Mistakes engineers make in large established codebases

Consistency vs Evolution

  • Many strongly agree that inconsistency is the main pain in large codebases: “When in Rome” / “be a chameleon” makes code predictable and reduces mental overhead.
  • Counterpoint: rigid consistency norms can freeze bad patterns, block improvements, and turn “consistency” into the tie‑breaker that keeps the status quo forever.
  • Several suggest: only introduce a new pattern if you commit to rolling it out systematically (or rolling it back), with a concrete migration plan and buy‑in.
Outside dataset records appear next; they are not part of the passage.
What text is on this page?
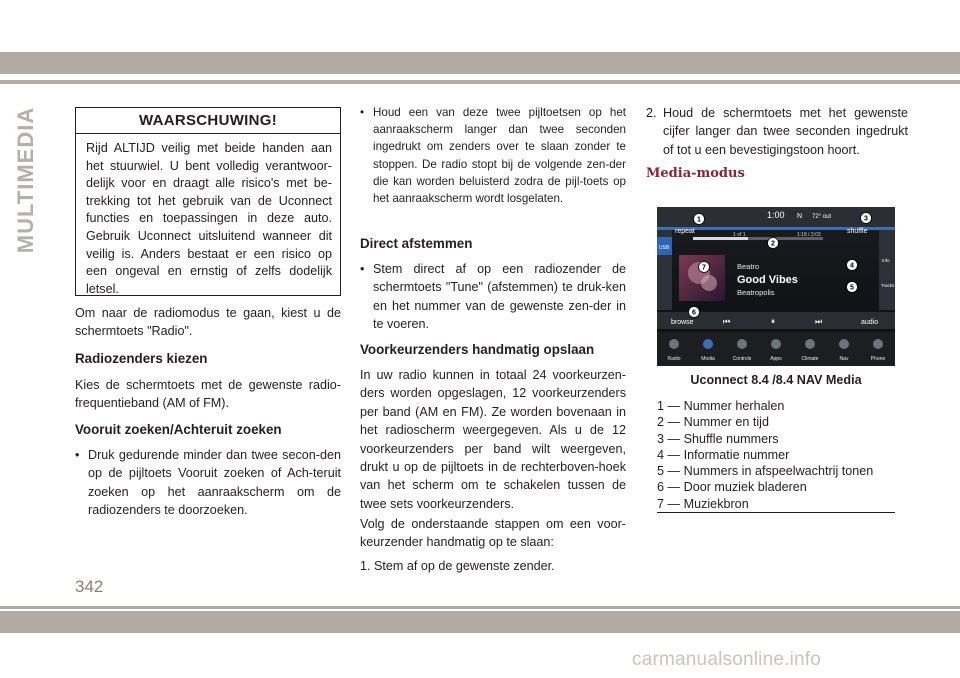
MULTIMEDIA	WAARSCHUWING!
Rijd ALTIJD veilig met beide handen aan het stuurwiel. U bent volledig verantwoor-delijk voor en draagt alle risico's met be-trekking tot het gebruik van de Uconnect functies en toepassingen in deze auto. Gebruik Uconnect uitsluitend wanneer dit veilig is. Anders bestaat er een risico op een ongeval en ernstig of zelfs dodelijk letsel.
Om naar de radiomodus te gaan, kiest u de schermtoets "Radio".
Radiozenders kiezen
Kies de schermtoets met de gewenste radio-frequentieband (AM of FM).
Vooruit zoeken/Achteruit zoeken
• Druk gedurende minder dan twee secon-den op de pijltoets Vooruit zoeken of Ach-teruit zoeken op het aanraakscherm om de radiozenders te doorzoeken.
• Houd een van deze twee pijltoetsen op het aanraakscherm langer dan twee seconden ingedrukt om zenders over te slaan zonder te stoppen. De radio stopt bij de volgende zen-der die kan worden beluisterd zodra de pijl-toets op het aanraakscherm wordt losgelaten.
Direct afstemmen
• Stem direct af op een radiozender de schermtoets "Tune" (afstemmen) te druk-ken en het nummer van de gewenste zen-der in te voeren.
Voorkeurzenders handmatig opslaan
In uw radio kunnen in totaal 24 voorkeurzen-ders worden opgeslagen, 12 voorkeurzenders per band (AM en FM). Ze worden bovenaan in het radioscherm weergegeven. Als u de 12 voorkeurzenders per band wilt weergeven, drukt u op de pijltoets in de rechterboven-hoek van het scherm om te schakelen tussen de twee sets voorkeurzenders.
Volg de onderstaande stappen om een voor-keurzender handmatig op te slaan:
1. Stem af op de gewenste zender.
2. Houd de schermtoets met het gewenste cijfer langer dan twee seconden ingedrukt of tot u een bevestigingstoon hoort.
Media-modus
repeat
1:00 N 72° out
shuffle
1 of 1	1:18 / 3:03
USB
Info
Tracks
Beatro
Good Vibes
Beatropolis
browse	⏮	⏸	⏭	audio
Radio	Media	Controls	Apps	Climate	Nav	Phone
1
2
3
4
5
6
7
Uconnect 8.4 /8.4 NAV Media
1 — Nummer herhalen
2 — Nummer en tijd
3 — Shuffle nummers
4 — Informatie nummer
5 — Nummers in afspeelwachtrij tonen
6 — Door muziek bladeren
7 — Muziekbron
342
carmanualsonline.info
Working in Bad or Inconsistent Codebases

  • Some engineers focus first on making even “bad” codebases internally consistent, reporting big reliability gains.
  • Others ask how to handle codebases that are consistently bad or already fragmented; advice includes:
    • Stay locally consistent in touched areas.
    • Isolate new “better” code in well‑documented, reusable modules.
    • Get agreement on “best of the existing” patterns rather than inventing a sixth way.

Refactoring vs Rewriting

  • Strong skepticism toward full rewrites, especially by new teams unfamiliar with the monolith; several anecdotes of multi‑year failed migrations (auth, permissions, monolith→microservices).
  • Successful stories emphasize:
    • Deep prior fluency in the old system.
    • Strangler‑fig or parallel‑implementation approaches.
    • Delivering production value early and incrementally.

Testing Strategies in Large Systems

  • Heavy emphasis on tests to de‑risk refactors: unit tests plus integration/end‑to‑end tests.
  • Debate over DB‑hitting “unit” tests:
    • Some insist on real databases for fidelity.
    • Others prefer mockable interfaces to enable fast, thorough unit tests of logic and failure modes.
  • Consensus: integration tests are crucial in large, stateful, cross‑cutting systems.

Tooling, Style, and Automation

  • Automatic formatting and linters (e.g., Go‑style, .NET/clang tools) are praised for eliminating style debates but seen as orthogonal to deeper behavioral consistency issues.
  • Massive mechanical refactors can be enabled by consistent patterns plus code‑mod tooling.

Org Culture, Politics, and Incentives

  • Many note that real blockers are organizational: risk‑averse management, “sticky” seniors guarding old patterns, PRs rejected for “inconsistency,” and lack of time for refactoring.
  • Some argue that “glue work” and cleanup are undervalued; others caution against random “boyscout” changes that derail feature work without clear benefit.